Monatelang arbeitete das Verteidigungsministerium an dem nun vorgelegten Konzept. Immer wieder sprach Pistorius in dieser Zeit davon, dass eine veränderte Bedrohungslage auch eine neue Form der Bundeswehr-Rekrutierung erfordere. Wichtig dabei, das machte der Minister klar, sei die Planbarkeit für die Truppe.
Keine Mehrheiten für größere Pläne
Die Bundeswehr sollte sicher sein können, dass sie pro Jahr die Anzahl an neuen Rekruten bekommt, die sie benötigt. Um das sicherzustellen, sollte ein neues Wehrdienst-Modell aus Sicht von Pistorius auch eine verpflichtende Komponente enthalten. Der Verteidigungsminister outete sich als Fan des schwedischen Wehrpflicht-Modells. Dort wird auf Freiwilligkeit gesetzt. Doch Schweden kann auch verpflichtend einziehen.
Gegen einen Wehrdienst, der auch auf Pflicht setzt, gab es in der Regierungskoalition aber Widerstand. Minister Pistorius musste einsehen, dass er dafür in der Ampel im Allgemeinen und in seiner eigenen Partei, der SPD, sowie dem Kanzleramt im Besonderen keine Mehrheiten bekommt.
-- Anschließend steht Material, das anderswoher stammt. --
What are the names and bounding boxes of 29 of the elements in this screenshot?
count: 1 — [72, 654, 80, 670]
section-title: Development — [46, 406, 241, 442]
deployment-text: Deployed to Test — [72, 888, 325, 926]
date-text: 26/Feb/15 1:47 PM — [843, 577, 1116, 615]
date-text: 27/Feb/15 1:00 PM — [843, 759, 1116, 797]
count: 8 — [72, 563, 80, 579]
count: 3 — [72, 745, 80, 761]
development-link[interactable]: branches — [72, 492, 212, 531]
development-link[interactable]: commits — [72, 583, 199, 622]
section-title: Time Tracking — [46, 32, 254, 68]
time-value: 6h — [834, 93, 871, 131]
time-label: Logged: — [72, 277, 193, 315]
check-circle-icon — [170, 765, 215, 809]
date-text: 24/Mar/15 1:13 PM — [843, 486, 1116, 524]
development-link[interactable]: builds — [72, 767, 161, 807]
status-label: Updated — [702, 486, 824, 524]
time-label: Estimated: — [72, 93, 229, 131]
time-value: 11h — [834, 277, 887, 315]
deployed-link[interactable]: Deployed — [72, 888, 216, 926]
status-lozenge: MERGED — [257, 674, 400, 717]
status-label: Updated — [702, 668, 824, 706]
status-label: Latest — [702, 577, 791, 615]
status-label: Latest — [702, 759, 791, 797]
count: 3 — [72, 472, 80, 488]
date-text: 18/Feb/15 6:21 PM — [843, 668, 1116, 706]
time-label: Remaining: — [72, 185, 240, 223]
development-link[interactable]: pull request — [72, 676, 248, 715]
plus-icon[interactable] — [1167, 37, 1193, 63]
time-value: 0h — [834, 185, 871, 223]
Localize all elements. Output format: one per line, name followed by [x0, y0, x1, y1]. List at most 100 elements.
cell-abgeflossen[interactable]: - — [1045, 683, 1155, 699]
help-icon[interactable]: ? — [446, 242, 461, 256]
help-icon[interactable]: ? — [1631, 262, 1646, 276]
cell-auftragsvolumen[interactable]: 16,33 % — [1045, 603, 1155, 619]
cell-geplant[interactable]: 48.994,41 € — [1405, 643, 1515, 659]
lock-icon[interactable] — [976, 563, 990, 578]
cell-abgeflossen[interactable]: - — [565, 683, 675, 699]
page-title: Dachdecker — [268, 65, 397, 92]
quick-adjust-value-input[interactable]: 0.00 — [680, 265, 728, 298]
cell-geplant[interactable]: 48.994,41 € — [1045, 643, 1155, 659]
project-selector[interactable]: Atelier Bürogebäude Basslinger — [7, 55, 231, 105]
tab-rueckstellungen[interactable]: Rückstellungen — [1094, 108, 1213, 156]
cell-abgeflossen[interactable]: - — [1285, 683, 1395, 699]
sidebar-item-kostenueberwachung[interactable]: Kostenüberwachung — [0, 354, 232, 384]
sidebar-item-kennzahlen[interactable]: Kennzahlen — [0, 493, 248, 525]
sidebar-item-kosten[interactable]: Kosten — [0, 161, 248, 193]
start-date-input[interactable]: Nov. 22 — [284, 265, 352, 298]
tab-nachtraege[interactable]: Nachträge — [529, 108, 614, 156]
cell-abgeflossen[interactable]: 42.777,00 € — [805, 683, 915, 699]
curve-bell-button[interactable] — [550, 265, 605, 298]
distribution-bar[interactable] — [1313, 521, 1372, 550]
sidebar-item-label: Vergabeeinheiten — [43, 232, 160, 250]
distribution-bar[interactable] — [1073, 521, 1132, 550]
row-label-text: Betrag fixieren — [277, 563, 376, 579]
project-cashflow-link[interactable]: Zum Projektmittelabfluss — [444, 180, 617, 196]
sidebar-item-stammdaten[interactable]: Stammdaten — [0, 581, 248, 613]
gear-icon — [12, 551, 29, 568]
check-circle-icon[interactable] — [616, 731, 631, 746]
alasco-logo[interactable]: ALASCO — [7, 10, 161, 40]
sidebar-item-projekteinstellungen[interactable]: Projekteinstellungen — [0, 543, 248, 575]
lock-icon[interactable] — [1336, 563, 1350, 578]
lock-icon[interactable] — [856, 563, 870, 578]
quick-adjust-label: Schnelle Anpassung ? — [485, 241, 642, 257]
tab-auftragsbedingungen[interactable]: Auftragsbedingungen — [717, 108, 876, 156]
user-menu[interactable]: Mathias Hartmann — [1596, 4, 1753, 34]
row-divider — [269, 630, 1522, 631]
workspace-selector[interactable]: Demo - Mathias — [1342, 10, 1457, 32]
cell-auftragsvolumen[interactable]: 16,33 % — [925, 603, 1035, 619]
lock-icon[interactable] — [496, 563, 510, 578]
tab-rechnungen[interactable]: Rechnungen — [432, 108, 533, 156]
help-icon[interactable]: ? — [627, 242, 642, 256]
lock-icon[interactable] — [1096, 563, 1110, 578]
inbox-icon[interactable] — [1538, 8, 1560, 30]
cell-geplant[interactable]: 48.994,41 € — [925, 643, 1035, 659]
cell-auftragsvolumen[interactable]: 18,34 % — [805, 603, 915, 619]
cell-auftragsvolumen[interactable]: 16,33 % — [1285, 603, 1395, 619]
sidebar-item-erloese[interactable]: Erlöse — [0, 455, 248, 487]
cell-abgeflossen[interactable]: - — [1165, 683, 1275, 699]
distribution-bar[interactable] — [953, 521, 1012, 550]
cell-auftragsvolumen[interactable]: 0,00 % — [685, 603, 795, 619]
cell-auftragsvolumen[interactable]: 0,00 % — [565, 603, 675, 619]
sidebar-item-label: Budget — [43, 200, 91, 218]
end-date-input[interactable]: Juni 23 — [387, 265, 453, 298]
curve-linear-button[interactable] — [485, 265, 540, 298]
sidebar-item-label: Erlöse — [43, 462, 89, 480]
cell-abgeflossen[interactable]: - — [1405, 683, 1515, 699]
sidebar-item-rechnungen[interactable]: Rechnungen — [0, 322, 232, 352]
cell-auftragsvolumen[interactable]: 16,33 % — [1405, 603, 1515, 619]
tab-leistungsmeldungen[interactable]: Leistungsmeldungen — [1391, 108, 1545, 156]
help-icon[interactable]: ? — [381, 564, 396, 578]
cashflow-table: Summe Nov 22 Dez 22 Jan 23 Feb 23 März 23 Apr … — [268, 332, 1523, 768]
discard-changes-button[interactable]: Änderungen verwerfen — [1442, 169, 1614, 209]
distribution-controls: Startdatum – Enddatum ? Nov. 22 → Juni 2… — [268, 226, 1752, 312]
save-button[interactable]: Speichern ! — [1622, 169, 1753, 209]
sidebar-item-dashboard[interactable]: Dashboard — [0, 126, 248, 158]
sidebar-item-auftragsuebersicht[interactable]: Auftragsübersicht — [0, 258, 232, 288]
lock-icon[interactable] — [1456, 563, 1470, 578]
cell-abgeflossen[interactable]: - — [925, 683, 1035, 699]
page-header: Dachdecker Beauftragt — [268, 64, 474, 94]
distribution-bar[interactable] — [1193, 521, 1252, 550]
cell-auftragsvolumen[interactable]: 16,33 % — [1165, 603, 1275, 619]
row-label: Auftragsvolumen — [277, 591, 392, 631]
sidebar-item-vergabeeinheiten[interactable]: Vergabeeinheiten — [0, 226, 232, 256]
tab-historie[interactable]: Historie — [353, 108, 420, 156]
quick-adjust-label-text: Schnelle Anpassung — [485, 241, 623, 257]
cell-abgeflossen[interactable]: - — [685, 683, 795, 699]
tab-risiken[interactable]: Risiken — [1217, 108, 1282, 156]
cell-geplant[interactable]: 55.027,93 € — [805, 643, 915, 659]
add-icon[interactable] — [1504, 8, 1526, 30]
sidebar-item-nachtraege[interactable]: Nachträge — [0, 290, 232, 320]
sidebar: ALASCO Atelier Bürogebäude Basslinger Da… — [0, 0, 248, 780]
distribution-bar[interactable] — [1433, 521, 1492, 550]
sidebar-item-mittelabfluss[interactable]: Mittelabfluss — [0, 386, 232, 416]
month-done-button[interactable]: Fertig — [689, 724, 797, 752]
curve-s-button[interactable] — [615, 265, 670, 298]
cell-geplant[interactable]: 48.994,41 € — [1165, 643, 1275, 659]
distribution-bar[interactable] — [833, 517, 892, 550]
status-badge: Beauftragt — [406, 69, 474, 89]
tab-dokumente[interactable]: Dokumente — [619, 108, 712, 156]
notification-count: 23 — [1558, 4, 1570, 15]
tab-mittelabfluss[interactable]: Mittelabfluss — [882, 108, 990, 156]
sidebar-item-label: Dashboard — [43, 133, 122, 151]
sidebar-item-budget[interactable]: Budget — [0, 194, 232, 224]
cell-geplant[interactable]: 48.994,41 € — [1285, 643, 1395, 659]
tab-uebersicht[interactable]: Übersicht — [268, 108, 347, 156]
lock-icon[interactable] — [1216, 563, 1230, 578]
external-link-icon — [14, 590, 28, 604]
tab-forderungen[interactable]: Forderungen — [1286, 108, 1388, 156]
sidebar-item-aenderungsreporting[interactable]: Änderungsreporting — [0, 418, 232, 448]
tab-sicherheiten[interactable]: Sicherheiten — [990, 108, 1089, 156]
Wie der Auswahl-Wehrdienst funktionieren soll
Was Pistorius nun vorgestellt hat, ähnelt dem Schweden-Modell, kommt aber ohne Pflicht aus. Die einzige Pflicht, die sich im deutschen Wehrdienst-Konzept findet, ist die, dass junge Männer den Fragebogen, den sie mit 18 bekommen, ausfüllen müssen. Verpflichtend ist außerdem der Musterungstermin, wenn sie eingeladen werden.
Auswahl-Wehrdienst nennt man das im Bundesverteidigungsministerium. Anschreibe-Berechtigung trifft es auch. Die Fragebögen sollen an alle 18-Jährigen eines Jahrgangs gehen - an Männer und Frauen. Die jungen Männer müssen antworten. Frauen können es tun, sind dazu aber nicht verpflichtet. Die Bundeswehr-Personalplaner wollen in den Fragebögen auch wissen, ob man sich einen Dienst in den deutschen Streitkräften vorstellen kann. Sie gehen von rund 400.000 jungen Männern pro Jahrgang aus und erwarten, dass jeder Vierte davon Interesse an einem Dienst an der Waffe haben könnte. 40.000 Personen sollen dann zur Musterung eingeladen und nur 5.000 schließlich eingezogen werden. Dafür, ist Pistorius überzeugt, wird man genügend Freiwillige finden. Und wenn nicht?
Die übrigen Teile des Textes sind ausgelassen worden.